Community feedback has been invited on proposals to introduce stronger planning controls over Melbourne’s green wedges and agricultural land to see them permanently protected from redevelopment.
The Department of Environment, Land, Water and Planning (DELWP) is seeking the community comments on the green areas within 100 kilometres of Melbourne, which support thousands of jobs in conservation, tourism and agriculture and are also important for food production.

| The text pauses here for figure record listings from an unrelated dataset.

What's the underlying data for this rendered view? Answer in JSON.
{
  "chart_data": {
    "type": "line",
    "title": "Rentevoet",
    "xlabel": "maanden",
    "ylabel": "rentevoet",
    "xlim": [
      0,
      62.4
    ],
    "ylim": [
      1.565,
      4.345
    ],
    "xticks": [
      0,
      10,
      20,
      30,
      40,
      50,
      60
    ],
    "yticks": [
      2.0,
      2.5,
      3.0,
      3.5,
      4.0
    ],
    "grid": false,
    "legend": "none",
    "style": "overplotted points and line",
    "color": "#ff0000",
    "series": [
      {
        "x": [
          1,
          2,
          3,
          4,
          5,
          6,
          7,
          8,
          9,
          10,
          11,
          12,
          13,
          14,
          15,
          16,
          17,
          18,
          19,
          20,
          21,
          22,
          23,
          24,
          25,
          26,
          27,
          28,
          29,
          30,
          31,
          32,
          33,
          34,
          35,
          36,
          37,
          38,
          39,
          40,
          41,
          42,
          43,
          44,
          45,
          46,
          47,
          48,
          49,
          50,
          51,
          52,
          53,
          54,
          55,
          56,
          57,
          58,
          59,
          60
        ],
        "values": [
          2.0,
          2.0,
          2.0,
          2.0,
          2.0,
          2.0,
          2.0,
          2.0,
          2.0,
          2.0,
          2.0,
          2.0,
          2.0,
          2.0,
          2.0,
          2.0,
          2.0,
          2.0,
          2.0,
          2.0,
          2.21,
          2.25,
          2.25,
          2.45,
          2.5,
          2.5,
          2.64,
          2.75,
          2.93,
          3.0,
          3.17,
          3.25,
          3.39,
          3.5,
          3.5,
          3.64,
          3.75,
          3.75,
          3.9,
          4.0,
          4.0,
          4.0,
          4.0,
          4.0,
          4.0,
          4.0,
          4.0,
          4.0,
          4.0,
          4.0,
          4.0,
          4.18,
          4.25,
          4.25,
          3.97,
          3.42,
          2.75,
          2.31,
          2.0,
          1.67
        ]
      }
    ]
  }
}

According to the Minister for Planning, Richard Wynne, it is important to protect the green areas to support the jobs, protect their food supply and improve Melbourne’s liveability.
“Green wedges are crucial to our growth and prosperity and these planning controls will make sure they are protected from over development so they can continue to provide for current and future generations,” Mr Wynne said.
He said that as the State’s population increases, the proposed planning changes will protect green wedges from overdevelopment and keep farms on the urban fringes working and feeding the city.
“Melbourne’s 12 green wedges cover the areas just outside Melbourne’s Urban Growth Boundary and provide an essential break between the intensive urban development along the city’s growth corridors,” Mr Wynne said.
“These zones, which are protected by legislation, include significant conservation and cultural heritage sites, tourism and recreational opportunities such as our renowned food and wine regions, natural resources and critical infrastructure that supports the operation of the city.”
He said the Government was also proposing to permanently protect peri-urban agricultural land beyond Melbourne’s green wedge zones but still within 100 kilometres of the CBD.
“These are predominantly rural areas with small townships,” the Minister said.
“The importance of this land will only increase in the future as climate change impacts where crops are grown and the green wedge and peri-urban areas are relied upon more to grow food.”
He said the coronavirus pandemic forced consultation to be conducted online only but the time period had been extended and will now run for 10 weeks.
Information on the proposals and details of how to make a submission can be accessed from this PS News link.
The public consultation will close on 5 February 2021.